My bed is my happy place. It is placed perfectly in my room to give me the optimal amount of air flow from the air conditioning unit, with each pillow placed just right in its certain spot and my multitude of blankets. I have spent years cultivating the optimal sleeping experience. Unfortunately for me in 7th grade I had a science teacher tell me you lose about 2000 skin cells in your sleep every night, she then expanded on that thought and told us about all the bacteria and dead skin that accumulates in your bed over the course of a few days. This horrifying thought put me into multiple bed care habits, one of which is the sacred no outside clothes on my bed rule.
If you could stop rolling your eyes long enough to bear with me, think about all the different things you sit on/in during the day. You go to school or work and sit in a chair there, the same chair that hundreds of other butts have sat in. Then you get in your car and head to the gym. You spend an hour in the gym sweating and cursing (because cardio is hardio) and come out to collapse into your car. So in addition to your own butt sweat, you've also added everyone else who has gone to the gym's butt sweat, on top of the dirt from all the other people who sat in any chair before you did. Just sitting in all those germs and dead skin cells and bacteria as you reward yourself for going to the gym with a quality jam out to the Chainsmoker and Halsey banger "Closer". You come home and what do you do?
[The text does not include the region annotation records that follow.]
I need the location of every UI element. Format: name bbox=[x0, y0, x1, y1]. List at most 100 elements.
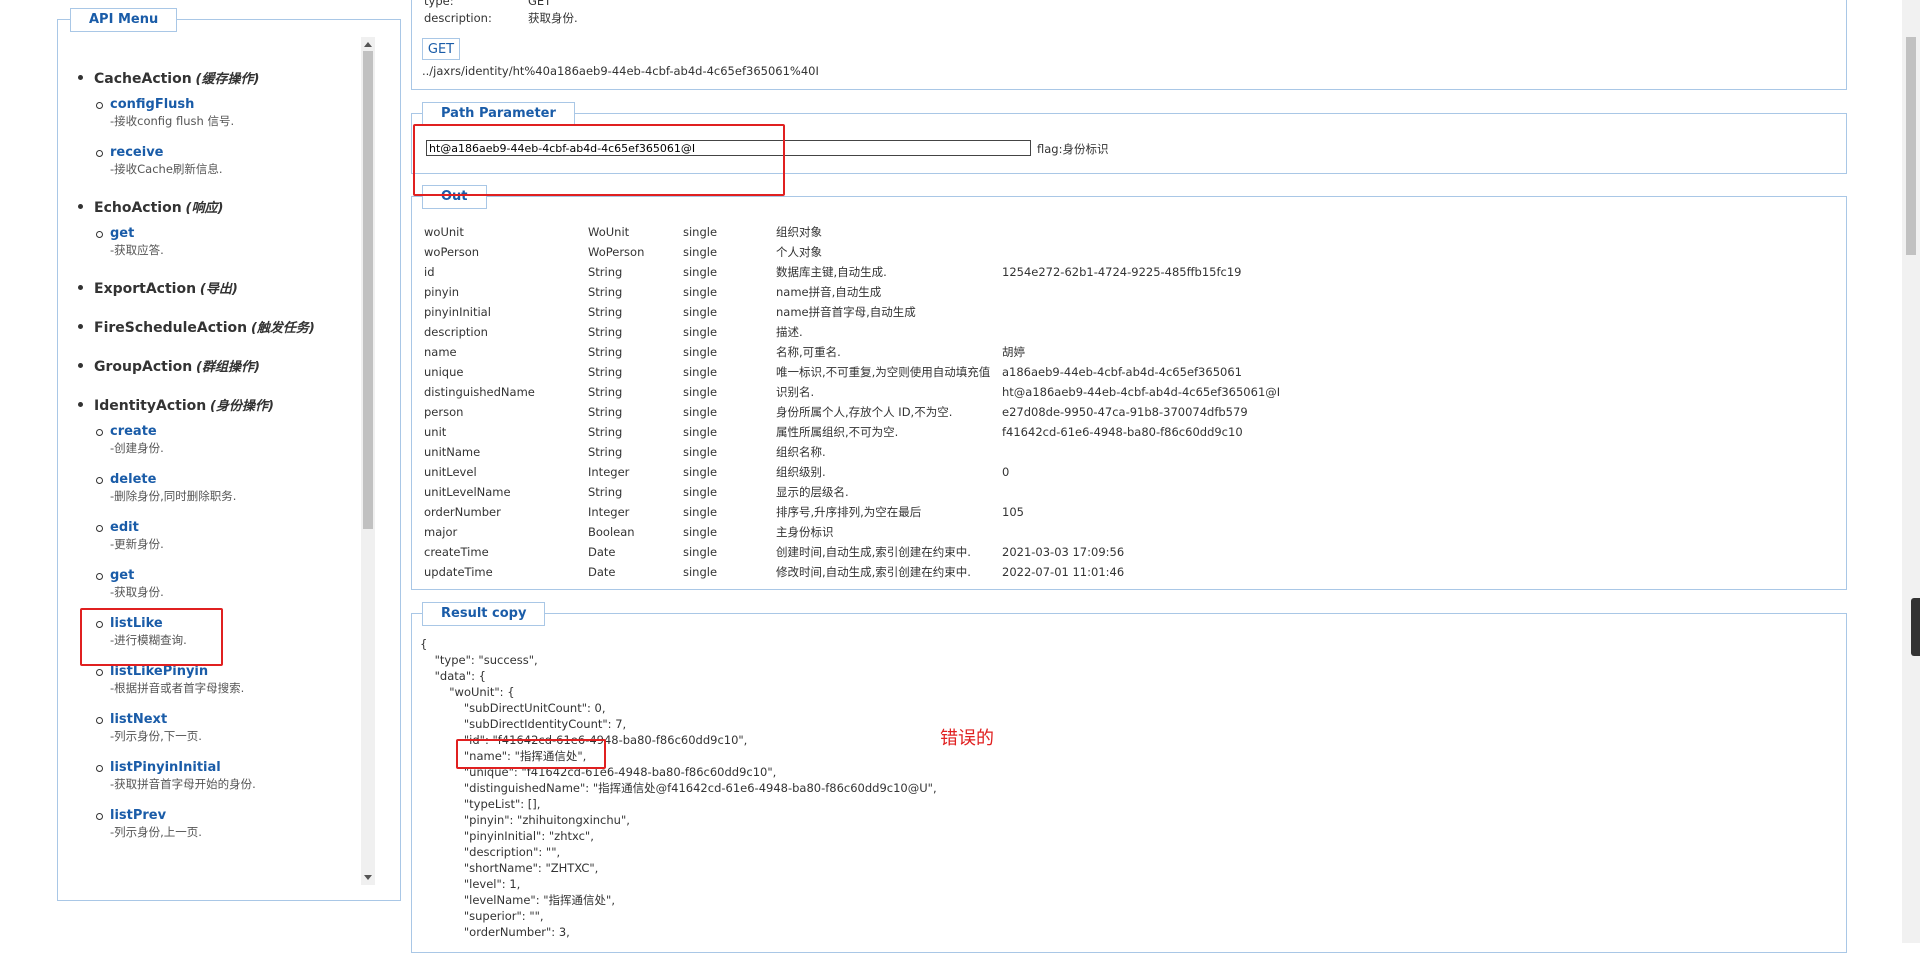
field-name: unit bbox=[424, 425, 447, 439]
field-value: a186aeb9-44eb-4cbf-ab4d-4c65ef365061 bbox=[1002, 365, 1242, 379]
description-value: 获取身份. bbox=[528, 11, 578, 25]
flag-note: flag:身份标识 bbox=[1037, 142, 1109, 156]
field-description: 识别名. bbox=[776, 385, 815, 399]
menu-scroll-thumb[interactable] bbox=[363, 51, 373, 529]
result-copy-button[interactable]: Result copy bbox=[422, 602, 546, 626]
field-type: String bbox=[588, 405, 623, 419]
field-multiplicity: single bbox=[683, 385, 718, 399]
scroll-down-icon[interactable] bbox=[364, 875, 372, 880]
menu-group-desc: (身份操作) bbox=[210, 399, 274, 414]
menu-group-name[interactable]: ExportAction bbox=[94, 281, 196, 297]
field-multiplicity: single bbox=[683, 265, 718, 279]
menu-item-link[interactable]: listNext bbox=[110, 712, 384, 728]
field-value: f41642cd-61e6-4948-ba80-f86c60dd9c10 bbox=[1002, 425, 1243, 439]
field-description: 排序号,升序排列,为空在最后 bbox=[776, 505, 922, 519]
field-type: Integer bbox=[588, 505, 630, 519]
out-row: pinyin String single name拼音,自动生成 bbox=[424, 282, 1280, 302]
menu-item-link[interactable]: get bbox=[110, 568, 384, 584]
menu-item-link[interactable]: edit bbox=[110, 520, 384, 536]
out-row: description String single 描述. bbox=[424, 322, 1280, 342]
field-multiplicity: single bbox=[683, 305, 718, 319]
field-description: 身份所属个人,存放个人 ID,不为空. bbox=[776, 405, 953, 419]
menu-item: listLikePinyin -根据拼音或者首字母搜索. bbox=[96, 664, 384, 696]
menu-group-desc: (响应) bbox=[185, 201, 224, 216]
api-menu-panel: API Menu CacheAction (缓存操作) configFlush -接… bbox=[57, 8, 401, 901]
menu-item-link[interactable]: configFlush bbox=[110, 97, 384, 113]
field-value: ht@a186aeb9-44eb-4cbf-ab4d-4c65ef365061@… bbox=[1002, 385, 1281, 399]
menu-group-name[interactable]: GroupAction bbox=[94, 359, 192, 375]
field-name: orderNumber bbox=[424, 505, 501, 519]
menu-item-link[interactable]: get bbox=[110, 226, 384, 242]
menu-item: configFlush -接收config flush 信号. bbox=[96, 97, 384, 129]
field-description: 名称,可重名. bbox=[776, 345, 841, 359]
field-type: String bbox=[588, 365, 623, 379]
out-row: name String single 名称,可重名. 胡婷 bbox=[424, 342, 1280, 362]
get-button[interactable]: GET bbox=[422, 38, 460, 60]
field-multiplicity: single bbox=[683, 465, 718, 479]
field-type: WoPerson bbox=[588, 245, 645, 259]
menu-item: delete -删除身份,同时删除职务. bbox=[96, 472, 384, 504]
menu-item: listNext -列示身份,下一页. bbox=[96, 712, 384, 744]
field-type: String bbox=[588, 445, 623, 459]
field-name: unitName bbox=[424, 445, 481, 459]
menu-item-link[interactable]: delete bbox=[110, 472, 384, 488]
api-menu-scroll-area[interactable]: CacheAction (缓存操作) configFlush -接收config f… bbox=[66, 42, 384, 890]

Collapse on your bed? With all those skin cells that aren't yours, the butt sweat that may or may not be yours, and any other germs you may have picked up on public transit or just being in a public place. The same bed in which you spend 6-8 hours of tranquil sleep? NO, my friends, that is borderline criminal. It's already bad enough we have to pull ourselves out of bed but to contaminate it? And that is just with yourself. So when a guest comes over, you mean to tell me you're willing to subject yourself to whatever they have collected throughout the day?
My friends and roommates all joke they're going to go sit on my bed in their outside clothes when I'm being more annoying than usual, and that is usually a frightening enough notion to cause me to behave myself.
I'm sure you're sitting there considering the validity of my no outside clothes rule, but you're skeptical because that seems like a lot of work to change clothes to get into bed. The trick is to have a drawer full of comfy clothes (my inside clothes drawer), be it your underwear drawer, a pajama drawer, clean active wear, whatever. This way you can establish the routine of keeping your bed as clean as possible between weekly sheet washings.
Studies show that showering before bed can help improve your bedtime routine and make it easier to fall asleep faster. Hopping in the shower before you get in bed guarantees you're at your cleanest before crawling in between the sheets and drifting off to the dream world where there is no limit to the puppies you can have (looking at you Rach, still holding onto 11) There are also studies that suggest if you do wakeful activities (Netflix binging, writing a paper, or just socializing) in your bed. Your brain should only associate your bed with the act of sleeping (or other more intimate things, not my business just throwing it out there) because then when you get in bed your body automatically begins to prepare for sleep. It also lowers productivity to do work in bed. That's what couches are for, and living rooms are way more conducive to 30-second dance parties with your equally stressed out roommates in between power study hour (hi mom and dad, I'm super studious and having zero extracurricular fun that doesn't relate to my education).
I know what you're all thinking, well then what about the dog? He lives in his outside clothes, and he gets to go on your bed. Yes but my dog stays on his side of the bed and isn't ever in between my sheets, or on MY pillow (he even stays away from my teddy bear). So all i need to do is a keep a lint roller in my night stand and get his excess fur off the bed before I lay down in it, while also attacking him regularly with the shed catching comb that he runs from for absolutely no reason. Plus there are health benefits to sleeping with your four legged furball. So he is technically the exception to my outside clothes rule (some bacteria is good for the immune system amirite?), and only because he is so darn cute how do you expect me to tell him no?
I'd apologize for the horrors you will now associate with your bed and germs but I'm not sorry. I hope I've converted some of you into fellow "no outside clothers," or at least raised your awareness of washing your sheets often. Your bed is a sacred place, it is where you are at your most vulnerable, most uninhibited, and according to my dad at my sweetest when sleeping. Take care of your bed to take care of your body, its where ya live.